In the brief sketch of the summer amusements I have said nothing of the bicycle. Now, all the roads outside London are on Saturday and Sunday dotted with the frequent bicycle. It goes out in companies of twenty and thirty; it goes out by twos and threes; it goes out singly. On one Sunday twenty-five thousand bicycles were counted crossing one bridge over the Thames and making for the country beyond. And it seems that there are none so poor as not to afford a bicycle. The secret is, I believe, that a second-hand bicycle, or a bicycle of the last fashion but one, or a damaged bicycle, may be purchased of its owner for a mere trifle, and these lads learn very quickly how to repair the machine themselves.
But the summer all too quickly draws to an end. By the middle of September twilight falls before seven. There are no more evening spins ten miles out and back again; by the end of October twilight falls at five; then there are no more Saturday afternoons on the road. The weather breaks, the roads are heavy, the bicycle is laid aside for the next four months, perhaps for more, because the cold east wind of early spring does not make the roads pleasant except for the hardiest and the strongest. The winter amusements begin. For the factory girls and the dockers we have seen what they are: the street first and foremost; always the street, imperfectly lit, the pavement crowded; always the street, in which the girls march up and down three or four abreast.

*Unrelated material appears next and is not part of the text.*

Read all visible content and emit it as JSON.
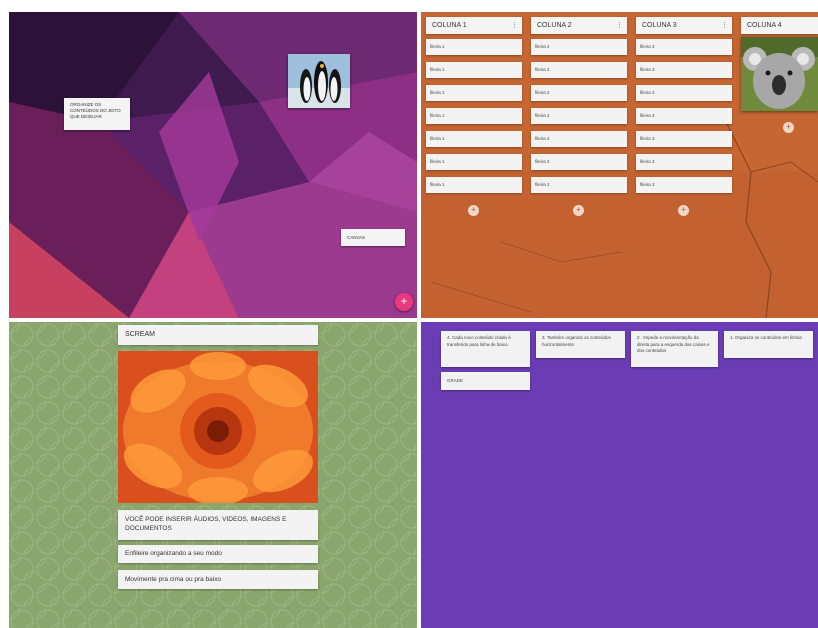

Their laugh is loud, but it is not forced; their jokes and their badinage with the lads are commonplace and coarse, but they pass for wit; they enjoy the quick pulse when all the world is young; they are as happy as any girls in any other class; they need not our pity; youth, if it has enough to eat and its evening of amusement, is always happy.

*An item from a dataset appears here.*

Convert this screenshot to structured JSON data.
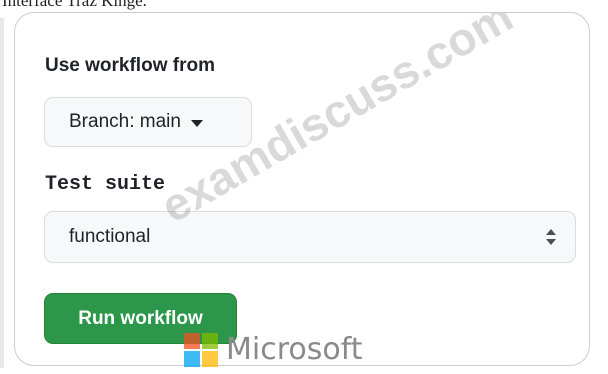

They have, then, the boulevard without the café, the street with the public house and the invitation from youth, prodigal of its pence, to step in and have a drink. In addition, they have the music-hall and the theater. For some there is the club; but only a few, comparatively, can be persuaded to go into the club for an hour or two every evening. Most of them have no desire for a quiet place; they are obliged to be quiet in the factory; at night they like to make up for the day’s long silence.
So with their companions, the casual hands, the factory lads, the Hooligans, the children of the kerb, they rejoice in the days of their youth.